BOWATER INCORPORATED REPAYMENT AGREEMENT

EX-10.22 24 g12243kexv10w22.htm EXHIBIT 10.22 Exhibit 10.22
 

EXHIBIT 10.22
BOWATER INCORPORATED REPAYMENT AGREEMENT
     I, W. Eric Streed, an employee of BOWATER INCORPORATED (the “Company”), have received a bonus amount equal to $127,650 (the “Bonus”) from Bowater Incorporated (the Company) in connection with services rendered in anticipation of the merger between Bowater Incorporated and Abitibi-Consolidated Inc. (the “Merger”).
     I hereby agree that if my employment with the Company or an affiliate of the Company terminates within thirty-six months of the effective date of the Merger as the result of either my voluntary termination or my involuntary termination for cause, I will be required to reimburse the Company for a prorated portion of the after-tax value of my Bonus. In order to determine the after-tax value, the effective tax rate shall be assumed to be 43%. The proration of the amount of Bonus owed shall be computed as follows:
(1 — (days from effective date of the Merger to date of termination divided by 1,095)).
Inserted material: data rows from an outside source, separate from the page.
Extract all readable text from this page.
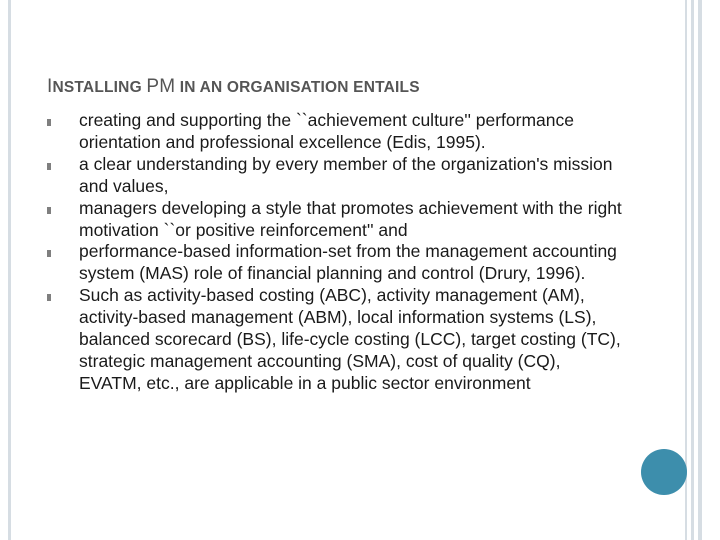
INSTALLING PM IN AN ORGANISATION ENTAILS
creating and supporting the ``achievement culture'' performance orientation and professional excellence (Edis, 1995).
a clear understanding by every member of the organization's mission and values,
managers developing a style that promotes achievement with the right motivation ``or positive reinforcement'' and
performance-based information-set from the management accounting system (MAS) role of financial planning and control (Drury, 1996).
Such as activity-based costing (ABC), activity management (AM), activity-based management (ABM), local information systems (LS), balanced scorecard (BS), life-cycle costing (LCC), target costing (TC), strategic management accounting (SMA), cost of quality (CQ), EVATM, etc., are applicable in a public sector environment
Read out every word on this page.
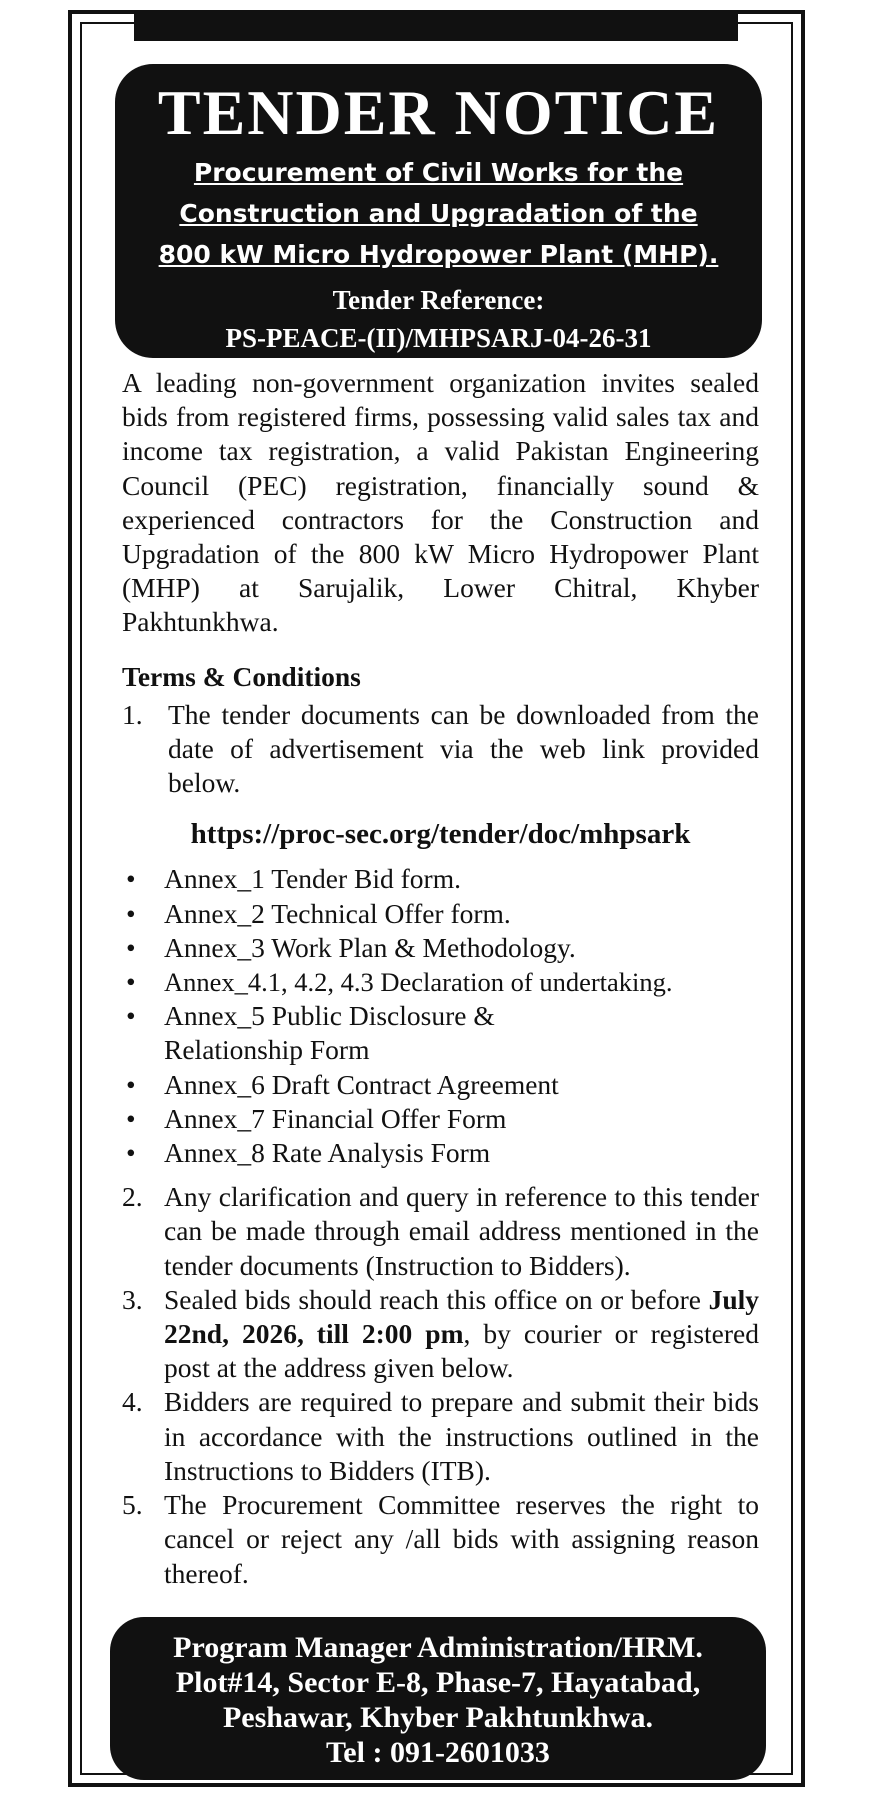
TENDER NOTICE
Procurement of Civil Works for the
Construction and Upgradation of the
800 kW Micro Hydropower Plant (MHP).
Tender Reference:
PS-PEACE-(II)/MHPSARJ-04-26-31

A leading non-government organization invites sealed bids from registered firms, possessing valid sales tax and income tax registration, a valid Pakistan Engineering Council (PEC) registration, financially sound & experienced contractors for the Construction and Upgradation of the 800 kW Micro Hydropower Plant (MHP) at Sarujalik, Lower Chitral, Khyber Pakhtunkhwa.

Terms & Conditions
1. The tender documents can be downloaded from the date of advertisement via the web link provided below.
https://proc-sec.org/tender/doc/mhpsark
•	Annex_1 Tender Bid form.
•	Annex_2 Technical Offer form.
•	Annex_3 Work Plan & Methodology.
•	Annex_4.1, 4.2, 4.3 Declaration of undertaking.
•	Annex_5 Public Disclosure & Relationship Form
•	Annex_6 Draft Contract Agreement
•	Annex_7 Financial Offer Form
•	Annex_8 Rate Analysis Form
2. Any clarification and query in reference to this tender can be made through email address mentioned in the tender documents (Instruction to Bidders).
3. Sealed bids should reach this office on or before July 22nd, 2026, till 2:00 pm, by courier or registered post at the address given below.
4. Bidders are required to prepare and submit their bids in accordance with the instructions outlined in the Instructions to Bidders (ITB).
5. The Procurement Committee reserves the right to cancel or reject any /all bids with assigning reason thereof.
Program Manager Administration/HRM.
Plot#14, Sector E-8, Phase-7, Hayatabad,
Peshawar, Khyber Pakhtunkhwa.
Tel : 091-2601033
     The Company shall, to the extent permitted by applicable laws, reduce any compensation otherwise due to me upon my termination of employment, including but not limited to regular wages, severance pay and bonuses, by the amount of the Bonus that I am required to reimburse the Company.
     The amount of the Bonus owed by me shall bear interest at the maximum rate of interest permitted by law from the date of the termination of my employment until the date of repayment. In addition, I agree to pay all costs of enforcement and collection, including, without limitation, reasonable attorney’s fees.
     This Agreement shall be binding upon me and my heirs, executors, administrators, successors and assigns, and shall inure to the benefit of and be enforceable by the Company, its successors and assigns.
     No provision of this Agreement may be modified, waived or discharged except in a writing specifically referring to such provision and signed by the party against which enforcement of such modification, waiver or discharge is sought. No waiver by either party hereto of the breach of any condition or provision of this Agreement shall be deemed a waiver of any other condition or provision at the same or any other time.
     The invalidity or unenforceability of any provision of this Agreement shall not affect the validity or enforceability of any other provision of this Agreement, which shall remain in full force and effect.
     The validity, interpretation, construction and performance of this Agreement shall be governed by the substantive laws of the State of South Carolina.